Public Leaderboard Benchmarks AI Agent Performance
The MCPMark leaderboard now provides public, comparative benchmarking for AI agent server implementations. The leaderboard tracks metrics such as pass rates, token usage, and cost per run, offering transparency that helps developers evaluate the real-world performance and cost-effectiveness of different agent platforms.
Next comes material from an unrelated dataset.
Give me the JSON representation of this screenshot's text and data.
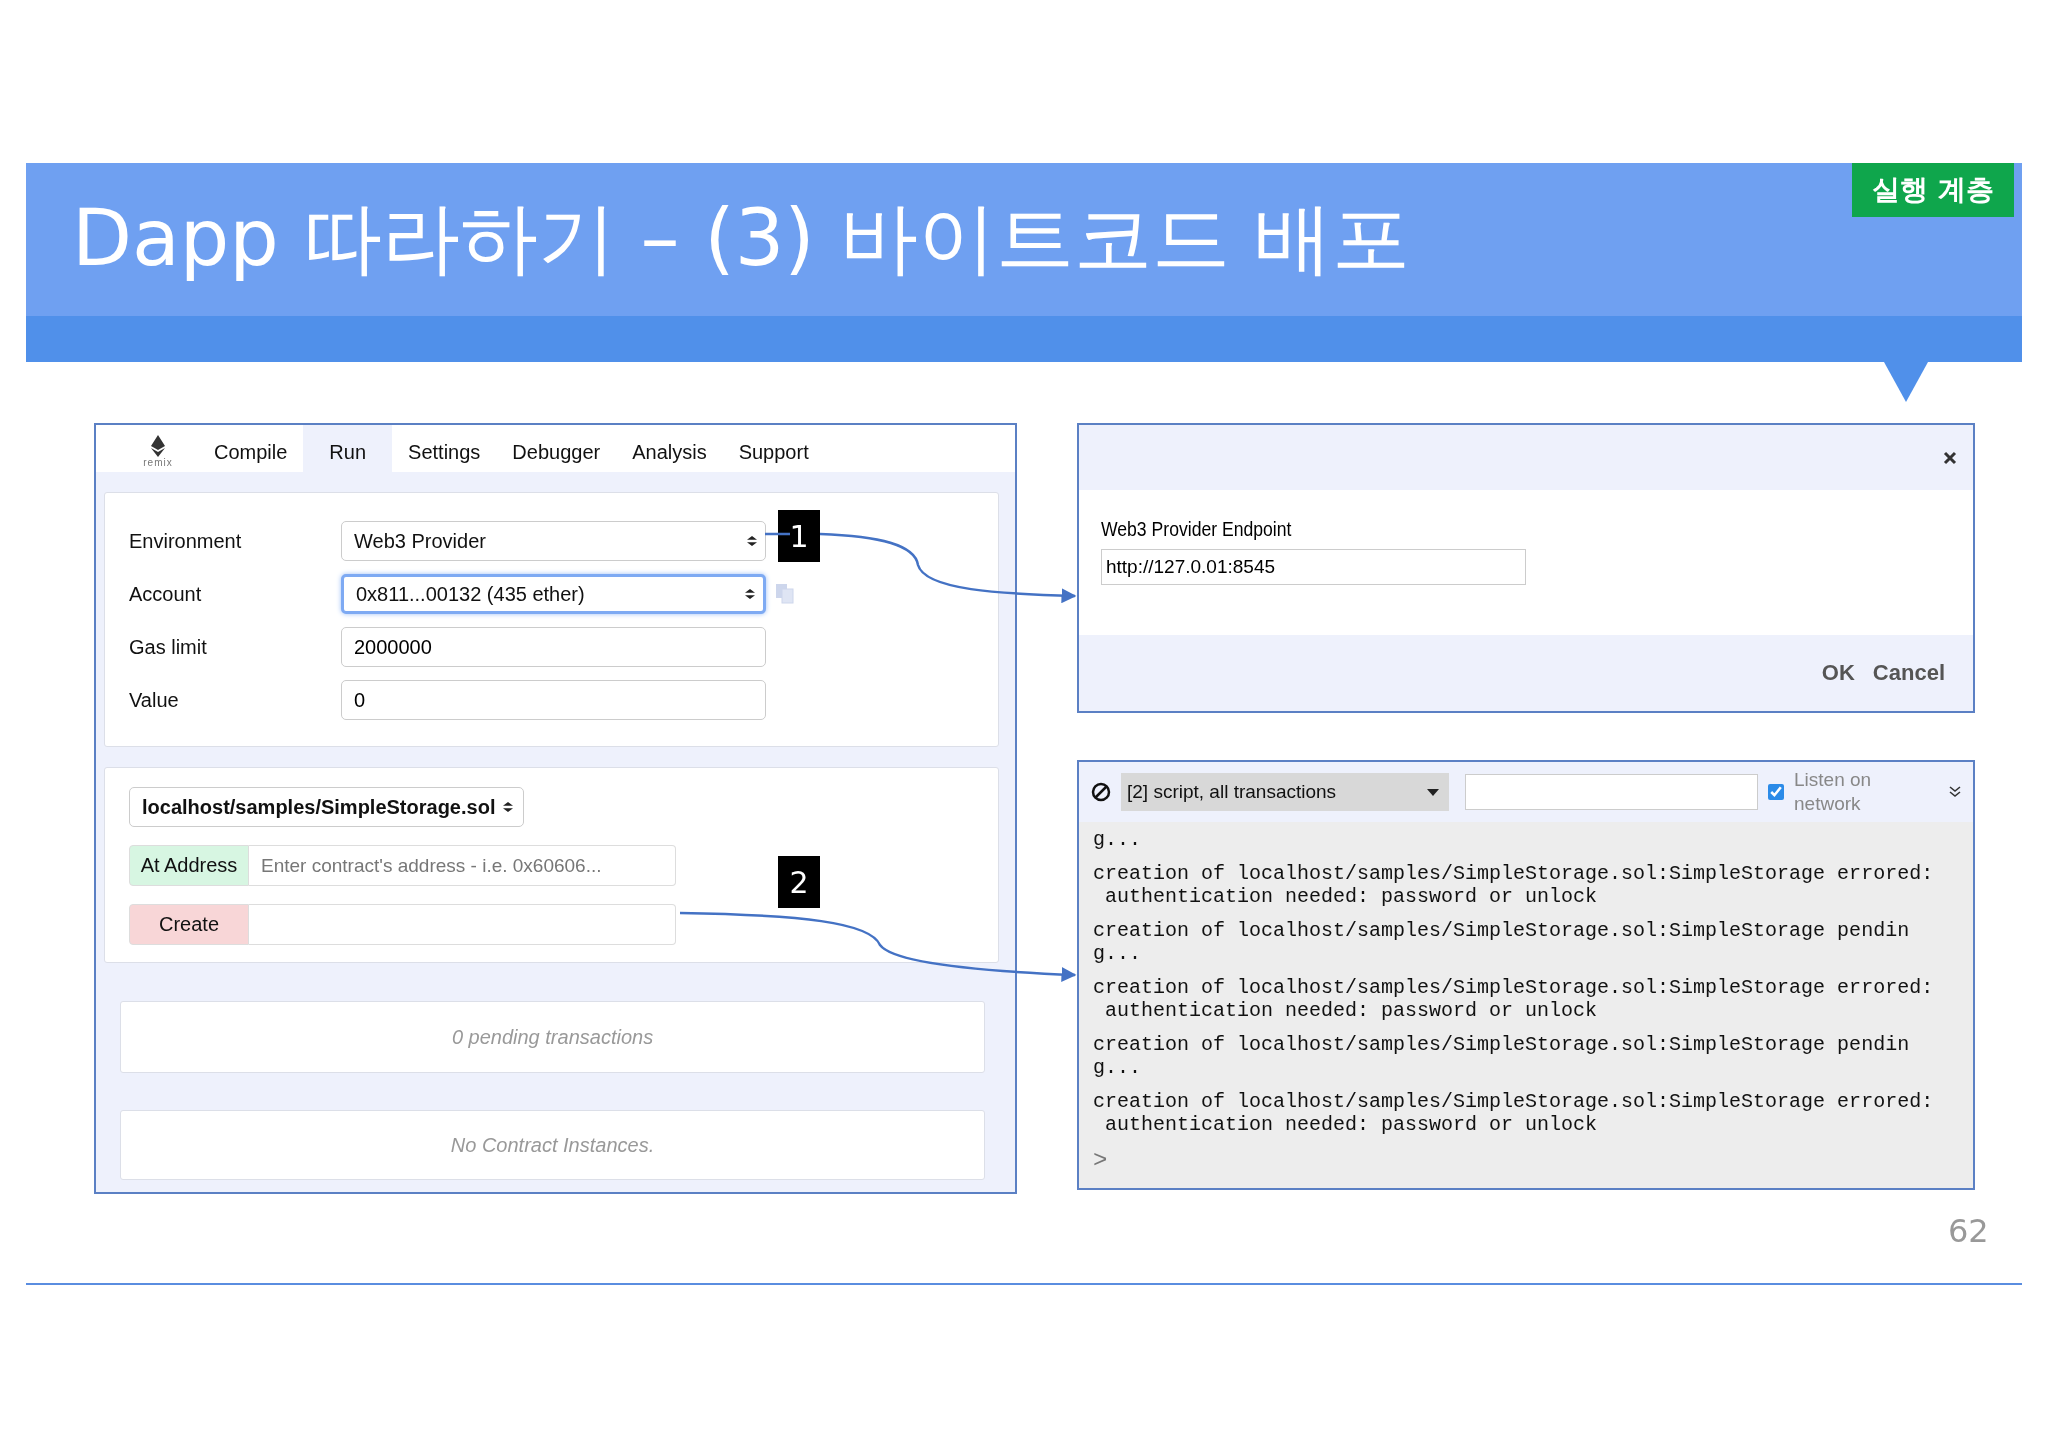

- The MCPMark benchmark was collaboratively developed by EVAL SYS, LobeHub, and the National University of Singapore (NUS) to stress-test AI agents in realistic environments. - Unlike benchmarks that use simulated environments, MCPMark evaluates agents on 127 real-world tasks involving tools like PostgreSQL, GitHub, Notion, and the Playwright browser automation framework. - Tasks are designed to test a full range of operations beyond simple data retrieval, including creating a CI workflow, updating a database, or deleting project files. - The benchmark highlights the current limitations of even top-tier models; the best-performing model, gpt-5-medium, only achieved a 52.56% pass rate, while other prominent models fell below 30%. - Cost-effectiveness is a key metric, with the leaderboard revealing significant differences; for instance, the Qwen-3-Coder model delivered a success rate comparable to a leading competitor at roughly one-third of the per-run cost. - This public benchmarking arrives as the cost of running AI agents becomes a critical factor for businesses, with typical monthly expenses ranging from $1,000 to over $5,000, driven by API calls and token usage. - MCPMark is part of a broader ecosystem of specialized AI agent evaluations, which includes SWE-bench for resolving GitHub issues and WebArena for browser-based task completion. - The project is open-source (Apache-2.0 license) and uses a human-AI collaborative pipeline to design and refine its challenging tasks, each of which includes an automated script for objective verification.